Elicitors are chemicals or biochemical compounds introduced in small amounts into a plant culture to stimulate the biosynthesis of target bioactive compounds. Plant cell, tissue and organ culture and the production of secondary metabolites using biotic and abiotic elicitor treatments are called elicitation (Khalili et al., 2010). Applying the biotic elicitors, i.e. Chitosan and Yeast extract, is considered adequate for enhancing bioactive compound production in different plant cells, tissue and organ cultures. Chitosan is a signal molecule source that activates the defensive enzymes in signal transduction pathway genes, including chitinases, peroxidase, phenylalanine ammonia-lyase, and polyphenol oxidase. (Coqueiro et al., 2015, Mukarram et al., 2023). Similarly, YE also increases the gene expression of key enzymes involved in tyrosine-derived pathways (TAT and HPPR) and phenylpropanoid-derived pathways (PAL and C4H). (Park et al., 2016).

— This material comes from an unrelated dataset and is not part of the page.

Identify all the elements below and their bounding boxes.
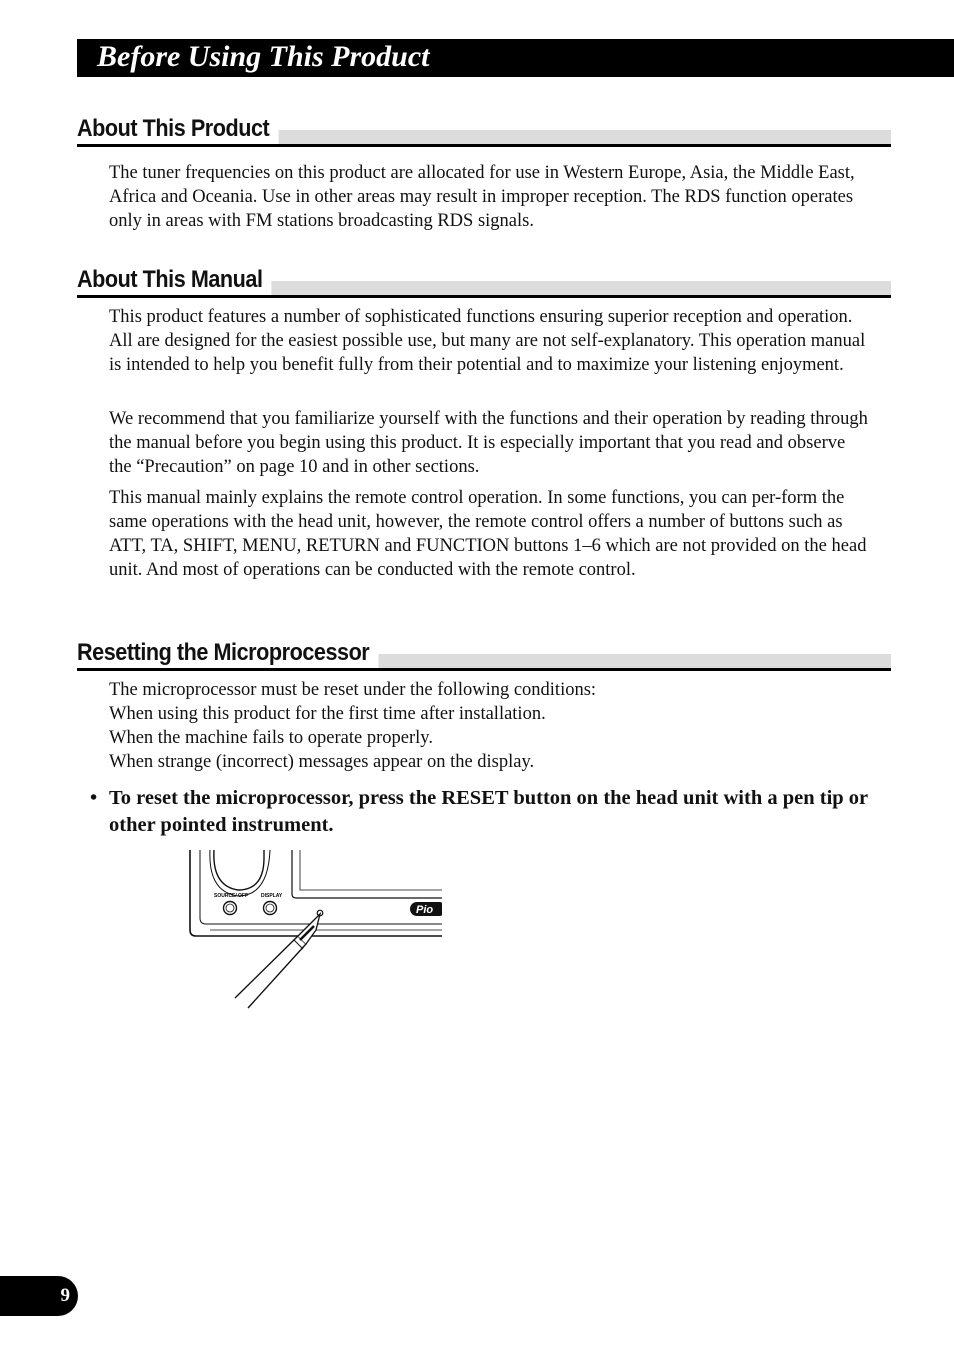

In addition, few reports are using biotic elicitors to improve withanolides production in in vitro shoot cultures (Vinod et al., 2022, Kaur et al., 2022), Adventitious root culture (Sivanandhan et al., 2012b, Kaur et al., 2022), and Hairy root culture (Sivanandhan et al., 2013, 2016).

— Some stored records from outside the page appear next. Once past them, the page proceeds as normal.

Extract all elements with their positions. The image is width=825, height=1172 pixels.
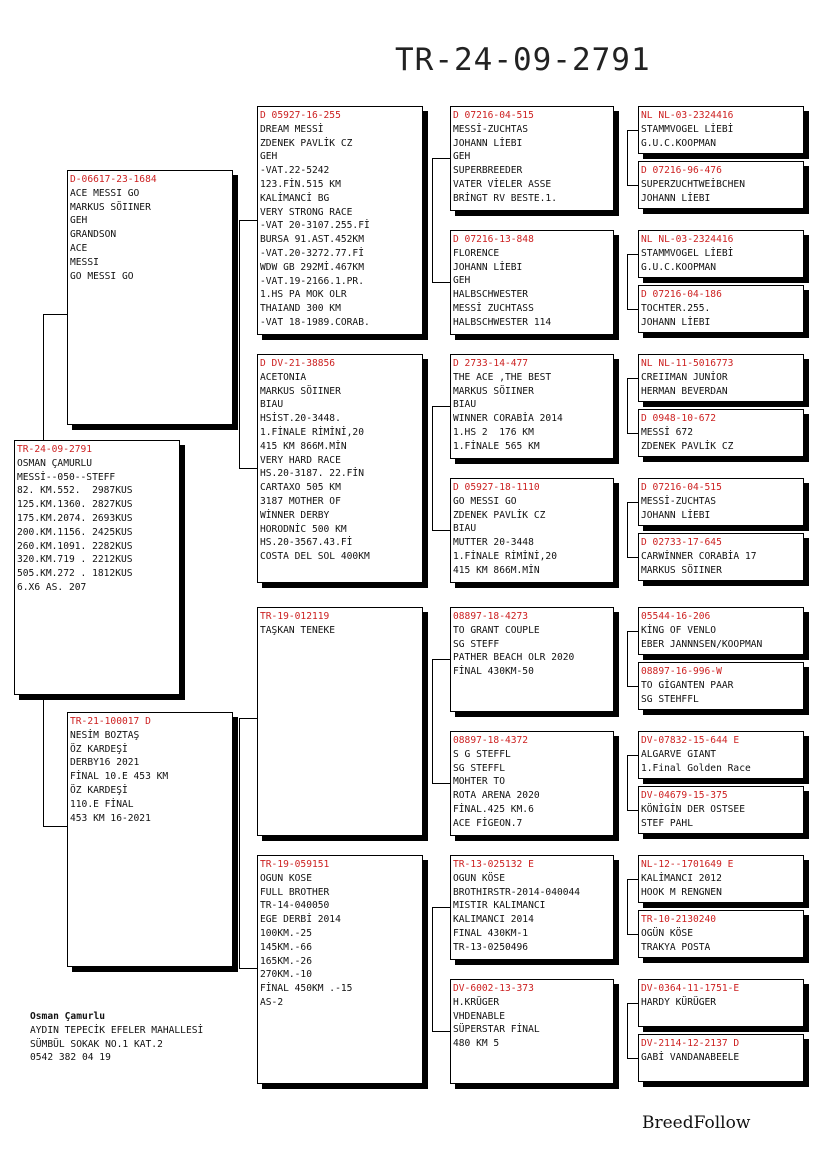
pedigree-line: JOHANN LİEBI <box>641 509 711 521</box>
pedigree-box-g4-1 <box>638 106 804 154</box>
pedigree-line: GEH <box>453 275 471 287</box>
pedigree-box-g4-5 <box>638 354 804 402</box>
connector-line <box>627 254 638 255</box>
connector-line <box>43 700 44 827</box>
pedigree-line: THAIAND 300 KM <box>260 303 341 315</box>
pedigree-line: ACE MESSI GO <box>70 187 140 199</box>
pedigree-line: -VAT.19-2166.1.PR. <box>260 275 364 287</box>
connector-line <box>627 433 638 434</box>
pedigree-line: GO MESSI GO <box>70 270 134 282</box>
ring-number: NL NL-03-2324416 <box>641 234 734 245</box>
connector-line <box>627 755 638 756</box>
connector-line <box>627 254 628 309</box>
pedigree-line: SG STEFF <box>453 638 500 650</box>
connector-line <box>432 907 450 908</box>
ring-number: 08897-18-4372 <box>453 735 529 746</box>
pedigree-line: MESSİ 672 <box>641 426 693 438</box>
connector-line <box>432 158 450 159</box>
ring-number: 05544-16-206 <box>641 611 711 622</box>
pedigree-line: CARWİNNER CORABİA 17 <box>641 550 757 562</box>
pedigree-line: ZDENEK PAVLİK CZ <box>641 440 734 452</box>
pedigree-line: TRAKYA POSTA <box>641 941 711 953</box>
pedigree-line: 505.KM.272 . 1812KUS <box>17 568 133 580</box>
pedigree-line: STAMMVOGEL LİEBİ <box>641 247 734 259</box>
pedigree-line: 270KM.-10 <box>260 969 312 981</box>
pedigree-line: KALİMANCI 2012 <box>641 872 722 884</box>
connector-line <box>432 406 450 407</box>
pedigree-line: KALIMANCI 2014 <box>453 914 534 926</box>
pedigree-line: HS.20-3187. 22.FİN <box>260 468 364 480</box>
ring-number: DV-2114-12-2137 D <box>641 1038 740 1049</box>
pedigree-line: BIAU <box>260 399 284 411</box>
connector-line <box>432 158 433 282</box>
pedigree-box-g4-14 <box>638 910 804 958</box>
pedigree-line: 1.FİNALE RİMİNİ,20 <box>260 426 364 438</box>
pedigree-line: TO GRANT COUPLE <box>453 624 540 636</box>
pedigree-box-dam-sire <box>257 607 423 836</box>
pedigree-line: TOCHTER.255. <box>641 302 711 314</box>
pedigree-box-sds <box>450 354 614 459</box>
ring-number: TR-24-09-2791 <box>17 444 93 455</box>
connector-line <box>627 686 638 687</box>
pedigree-line: AS-2 <box>260 996 284 1008</box>
pedigree-line: CARTAXO 505 KM <box>260 482 341 494</box>
page-title: TR-24-09-2791 <box>395 42 651 78</box>
pedigree-line: 6.X6 AS. 207 <box>17 581 87 593</box>
pedigree-line: 415 KM 866M.MİN <box>260 440 347 452</box>
pedigree-box-g4-13 <box>638 855 804 903</box>
pedigree-line: BURSA 91.AST.452KM <box>260 234 364 246</box>
connector-line <box>627 502 638 503</box>
pedigree-box-g4-3 <box>638 230 804 278</box>
pedigree-line: 1.FİNALE 565 KM <box>453 440 540 452</box>
pedigree-line: BROTHIRSTR-2014-040044 <box>453 886 581 898</box>
connector-line <box>239 718 257 719</box>
pedigree-line: SUPERBREEDER <box>453 165 523 177</box>
pedigree-box-sdd <box>450 478 614 583</box>
ring-number: NL NL-03-2324416 <box>641 110 734 121</box>
pedigree-line: DERBY16 2021 <box>70 757 140 769</box>
pedigree-line: -VAT.22-5242 <box>260 165 330 177</box>
pedigree-line: MUTTER 20-3448 <box>453 537 534 549</box>
connector-line <box>432 783 450 784</box>
pedigree-line: KALİMANCİ BG <box>260 192 330 204</box>
pedigree-line: GEH <box>70 215 88 227</box>
ring-number: 08897-16-996-W <box>641 666 722 677</box>
ring-number: DV-6002-13-373 <box>453 983 534 994</box>
pedigree-line: GABİ VANDANABEELE <box>641 1051 740 1063</box>
connector-line <box>627 1003 628 1058</box>
pedigree-line: JOHANN LİEBI <box>453 137 523 149</box>
ring-number: TR-19-012119 <box>260 611 330 622</box>
pedigree-line: 175.KM.2074. 2693KUS <box>17 512 133 524</box>
ring-number: D 05927-18-1110 <box>453 482 540 493</box>
pedigree-line: MARKUS SÖIINER <box>260 385 341 397</box>
pedigree-box-g4-11 <box>638 731 804 779</box>
ring-number: D-06617-23-1684 <box>70 174 157 185</box>
pedigree-line: BIAU <box>453 523 477 535</box>
pedigree-line: FİNAL 10.E 453 KM <box>70 771 169 783</box>
connector-line <box>432 530 450 531</box>
pedigree-line: 145KM.-66 <box>260 941 312 953</box>
ring-number: D DV-21-38856 <box>260 358 336 369</box>
pedigree-line: ACE <box>70 242 88 254</box>
pedigree-line: HERMAN BEVERDAN <box>641 385 728 397</box>
ring-number: D 07216-04-515 <box>453 110 534 121</box>
pedigree-box-g4-8 <box>638 533 804 581</box>
pedigree-line: GEH <box>453 151 471 163</box>
pedigree-line: OGUN KÖSE <box>453 872 505 884</box>
owner-address-line: SÜMBÜL SOKAK NO.1 KAT.2 <box>30 1038 163 1050</box>
pedigree-line: SÜPERSTAR FİNAL <box>453 1024 540 1036</box>
pedigree-box-dds <box>450 855 614 960</box>
pedigree-line: 260.KM.1091. 2282KUS <box>17 540 133 552</box>
pedigree-box-ddd <box>450 979 614 1084</box>
connector-line <box>627 1003 638 1004</box>
connector-line <box>43 826 67 827</box>
pedigree-line: FINAL 430KM-1 <box>453 927 529 939</box>
pedigree-box-subject <box>14 440 180 695</box>
ring-number: D 07216-13-848 <box>453 234 534 245</box>
pedigree-line: H.KRÜGER <box>453 996 500 1008</box>
pedigree-box-g4-4 <box>638 285 804 333</box>
pedigree-line: 200.KM.1156. 2425KUS <box>17 526 133 538</box>
connector-line <box>239 718 240 968</box>
pedigree-line: KİNG OF VENLO <box>641 624 717 636</box>
pedigree-line: BRİNGT RV BESTE.1. <box>453 192 557 204</box>
pedigree-line: G.U.C.KOOPMAN <box>641 261 717 273</box>
pedigree-line: 82. KM.552. 2987KUS <box>17 485 133 497</box>
connector-line <box>432 907 433 1031</box>
connector-line <box>627 130 638 131</box>
connector-line <box>627 130 628 185</box>
ring-number: D 07216-96-476 <box>641 165 722 176</box>
pedigree-line: WİNNER DERBY <box>260 509 330 521</box>
pedigree-line: HARDY KÜRÜGER <box>641 996 717 1008</box>
pedigree-line: BIAU <box>453 399 477 411</box>
pedigree-line: TR-13-0250496 <box>453 941 529 953</box>
ring-number: D 07216-04-515 <box>641 482 722 493</box>
pedigree-line: THE ACE ,THE BEST <box>453 371 552 383</box>
pedigree-line: 1.FİNALE RİMİNİ,20 <box>453 550 557 562</box>
pedigree-box-g4-15 <box>638 979 804 1027</box>
pedigree-line: 100KM.-25 <box>260 927 312 939</box>
connector-line <box>43 314 67 315</box>
pedigree-line: STAMMVOGEL LİEBİ <box>641 123 734 135</box>
pedigree-line: 480 KM 5 <box>453 1038 500 1050</box>
pedigree-line: MARKUS SÖIINER <box>70 201 151 213</box>
connector-line <box>627 378 638 379</box>
pedigree-line: SG STEHFFL <box>641 693 699 705</box>
ring-number: D 2733-14-477 <box>453 358 529 369</box>
pedigree-line: WDW GB 292Mİ.467KM <box>260 261 364 273</box>
pedigree-line: FULL BROTHER <box>260 886 330 898</box>
pedigree-line: VHDENABLE <box>453 1010 505 1022</box>
pedigree-line: TAŞKAN TENEKE <box>260 624 336 636</box>
pedigree-line: S G STEFFL <box>453 748 511 760</box>
pedigree-line: MESSI <box>70 256 99 268</box>
pedigree-line: JOHANN LİEBI <box>641 192 711 204</box>
pedigree-line: ÖZ KARDEŞİ <box>70 743 128 755</box>
pedigree-line: 123.FİN.515 KM <box>260 178 341 190</box>
pedigree-line: G.U.C.KOOPMAN <box>641 137 717 149</box>
ring-number: D 07216-04-186 <box>641 289 722 300</box>
connector-line <box>627 502 628 557</box>
owner-phone: 0542 382 04 19 <box>30 1052 111 1064</box>
pedigree-line: GRANDSON <box>70 229 117 241</box>
pedigree-box-sire-dam <box>257 354 423 583</box>
pedigree-line: HALBSCHWESTER 114 <box>453 316 552 328</box>
pedigree-box-g4-16 <box>638 1034 804 1082</box>
pedigree-line: -VAT 20-3107.255.Fİ <box>260 220 370 232</box>
pedigree-line: -VAT 18-1989.CORAB. <box>260 316 370 328</box>
pedigree-box-sire <box>67 170 233 425</box>
connector-line <box>239 468 257 469</box>
connector-line <box>627 810 638 811</box>
pedigree-box-g4-6 <box>638 409 804 457</box>
connector-line <box>627 879 638 880</box>
pedigree-line: VERY STRONG RACE <box>260 206 353 218</box>
pedigree-line: MESSİ ZUCHTASS <box>453 302 534 314</box>
pedigree-line: COSTA DEL SOL 400KM <box>260 551 370 563</box>
connector-line <box>627 879 628 934</box>
pedigree-line: ÖZ KARDEŞİ <box>70 784 128 796</box>
connector-line <box>627 934 638 935</box>
pedigree-line: 320.KM.719 . 2212KUS <box>17 554 133 566</box>
pedigree-line: 1.HS PA MOK OLR <box>260 289 347 301</box>
pedigree-line: ALGARVE GIANT <box>641 748 717 760</box>
pedigree-line: ACETONIA <box>260 371 307 383</box>
connector-line <box>239 220 257 221</box>
connector-line <box>239 968 257 969</box>
connector-line <box>627 557 638 558</box>
pedigree-line: OSMAN ÇAMURLU <box>17 457 93 469</box>
ring-number: D 0948-10-672 <box>641 413 717 424</box>
pedigree-line: TR-14-040050 <box>260 900 330 912</box>
connector-line <box>627 185 638 186</box>
pedigree-line: STEF PAHL <box>641 817 693 829</box>
pedigree-line: VATER VİELER ASSE <box>453 178 552 190</box>
owner-info <box>30 1010 203 1065</box>
pedigree-line: VERY HARD RACE <box>260 454 341 466</box>
ring-number: D 05927-16-255 <box>260 110 341 121</box>
ring-number: TR-13-025132 E <box>453 859 534 870</box>
ring-number: DV-07832-15-644 E <box>641 735 740 746</box>
connector-line <box>432 1031 450 1032</box>
pedigree-line: PATHER BEACH OLR 2020 <box>453 652 575 664</box>
pedigree-line: OGÜN KÖSE <box>641 927 693 939</box>
pedigree-line: FLORENCE <box>453 247 500 259</box>
connector-line <box>432 282 450 283</box>
pedigree-box-g4-9 <box>638 607 804 655</box>
pedigree-line: -VAT.20-3272.77.Fİ <box>260 247 364 259</box>
ring-number: 08897-18-4273 <box>453 611 529 622</box>
connector-line <box>239 220 240 468</box>
pedigree-line: MOHTER TO <box>453 776 505 788</box>
pedigree-box-dam <box>67 712 233 967</box>
pedigree-box-sire-sire <box>257 106 423 335</box>
connector-line <box>432 659 433 783</box>
pedigree-line: MESSİ--050--STEFF <box>17 471 116 483</box>
connector-line <box>627 631 628 686</box>
pedigree-line: SG STEFFL <box>453 762 505 774</box>
pedigree-line: GEH <box>260 151 278 163</box>
pedigree-line: FİNAL.425 KM.6 <box>453 803 534 815</box>
pedigree-line: FİNAL 430KM-50 <box>453 666 534 678</box>
ring-number: NL NL-11-5016773 <box>641 358 734 369</box>
pedigree-line: 110.E FİNAL <box>70 798 134 810</box>
pedigree-line: 125.KM.1360. 2827KUS <box>17 499 133 511</box>
pedigree-box-ssd <box>450 230 614 335</box>
pedigree-line: HS.20-3567.43.Fİ <box>260 537 353 549</box>
pedigree-line: HOOK M RENGNEN <box>641 886 722 898</box>
pedigree-line: CREIIMAN JUNİOR <box>641 371 728 383</box>
pedigree-line: JOHANN LİEBI <box>641 316 711 328</box>
pedigree-line: MISTIR KALIMANCI <box>453 900 546 912</box>
pedigree-line: GO MESSI GO <box>453 495 517 507</box>
pedigree-line: MESSİ-ZUCHTAS <box>641 495 717 507</box>
pedigree-line: 3187 MOTHER OF <box>260 495 341 507</box>
connector-line <box>627 631 638 632</box>
pedigree-line: HSİST.20-3448. <box>260 413 341 425</box>
pedigree-line: 1.HS 2 176 KM <box>453 426 534 438</box>
pedigree-line: WINNER CORABİA 2014 <box>453 413 563 425</box>
pedigree-box-g4-12 <box>638 786 804 834</box>
pedigree-line: FİNAL 450KM .-15 <box>260 983 353 995</box>
pedigree-line: MESSİ-ZUCHTAS <box>453 123 529 135</box>
pedigree-line: MARKUS SÖIINER <box>641 564 722 576</box>
ring-number: DV-0364-11-1751-E <box>641 983 740 994</box>
pedigree-line: SUPERZUCHTWEİBCHEN <box>641 178 745 190</box>
ring-number: TR-10-2130240 <box>641 914 717 925</box>
pedigree-line: HALBSCHWESTER <box>453 289 529 301</box>
connector-line <box>627 1058 638 1059</box>
pedigree-box-g4-2 <box>638 161 804 209</box>
pedigree-line: ZDENEK PAVLİK CZ <box>260 137 353 149</box>
pedigree-box-dsd <box>450 731 614 836</box>
ring-number: TR-21-100017 D <box>70 716 151 727</box>
pedigree-line: HORODNİC 500 KM <box>260 523 347 535</box>
ring-number: NL-12--1701649 E <box>641 859 734 870</box>
owner-address-line: AYDIN TEPECİK EFELER MAHALLESİ <box>30 1024 204 1036</box>
pedigree-box-g4-7 <box>638 478 804 526</box>
connector-line <box>432 659 450 660</box>
pedigree-line: 165KM.-26 <box>260 955 312 967</box>
connector-line <box>627 755 628 810</box>
pedigree-line: 1.Final Golden Race <box>641 762 751 774</box>
pedigree-box-dss <box>450 607 614 712</box>
ring-number: D 02733-17-645 <box>641 537 722 548</box>
pedigree-line: DREAM MESSİ <box>260 123 324 135</box>
pedigree-line: ZDENEK PAVLİK CZ <box>453 509 546 521</box>
pedigree-line: ROTA ARENA 2020 <box>453 790 540 802</box>
pedigree-line: 453 KM 16-2021 <box>70 812 151 824</box>
brand-logo: BreedFollow <box>642 1113 751 1133</box>
connector-line <box>432 406 433 530</box>
pedigree-line: OGUN KOSE <box>260 872 312 884</box>
pedigree-box-sss <box>450 106 614 211</box>
pedigree-line: ACE FİGEON.7 <box>453 817 523 829</box>
connector-line <box>627 378 628 433</box>
pedigree-box-g4-10 <box>638 662 804 710</box>
connector-line <box>627 309 638 310</box>
connector-line <box>43 314 44 440</box>
pedigree-line: NESİM BOZTAŞ <box>70 729 140 741</box>
pedigree-line: MARKUS SÖIINER <box>453 385 534 397</box>
pedigree-line: TO GİGANTEN PAAR <box>641 679 734 691</box>
owner-name: Osman Çamurlu <box>30 1011 106 1022</box>
pedigree-line: KÖNİGİN DER OSTSEE <box>641 803 745 815</box>
pedigree-line: EGE DERBİ 2014 <box>260 914 341 926</box>
ring-number: DV-04679-15-375 <box>641 790 728 801</box>
pedigree-line: EBER JANNNSEN/KOOPMAN <box>641 638 763 650</box>
pedigree-line: 415 KM 866M.MİN <box>453 564 540 576</box>
ring-number: TR-19-059151 <box>260 859 330 870</box>
pedigree-line: JOHANN LİEBI <box>453 261 523 273</box>
pedigree-box-dam-dam <box>257 855 423 1084</box>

Abiotic elicitors (Salicylic acid, Methyl jasmonate and Silver nitrate) also increase the plant active compounds by enhancing the expression of biosynthetic pathways involving genes. Salicylic acids play a vital role in antioxidant metabolism and tightly control cellular ROS production (Khan et al., 2015). A signalling process and activation of a protein kinase can occur when SA acts as a signal for developing systemic acquired resistance (SAR) (Durner et al., 1997). Meanwhile, MJ is the methyl ester of jasmonic acid. It is involved in signal transduction pathways to activate relevant promoters and different transcription factors correspond to produce a series of secondary metabolites, including steroidal lactones, terpenoids, alkaloids and polyphenolic compounds (Buraphaka et al., 2020; Sharifzadeh et al., 2021; Shoja et al., 2022). Silver nitrate can act as signal transduction molecules recognized by cell membrane-containing receptor molecules; they transfer the signal to internal cells to activate the forward signal transduction cascade to enhance the synthesis of various targeted active compounds (Tripathi et al., 2017). Recently, some studies have been reported to enhance secondary metabolites of respective abiotic elicitors in several solanaceous and other medicinal plants (Jeyasri et al., 2023, Biswas et al., 2023). The effect of SA and MJ have been used in W. somnifera shoot culture to produce withanolides (Singh et al. 2022). Similarly SA and MJ treatment on W. somnifera hairy root culture reported by a few researchers (Sharma et al. 2023) to enhance withanolides content, but they did not show any phenolic acids content. In this present study, for the first time use silver nitrate on hairy root culture of W. somnifera to enhance the accumulation of withanolides content. Several reports published regarding the induction of HR culture in W. somnifera; however, none have comprehensively documented the simultaneous presence of withanolides and phenolic acids. Furthermore, the study aims to investigate the effects of both biotic and abiotic elicitors on the enhanced accumulation of withanolides and phenolic acids production in transformed root cultures.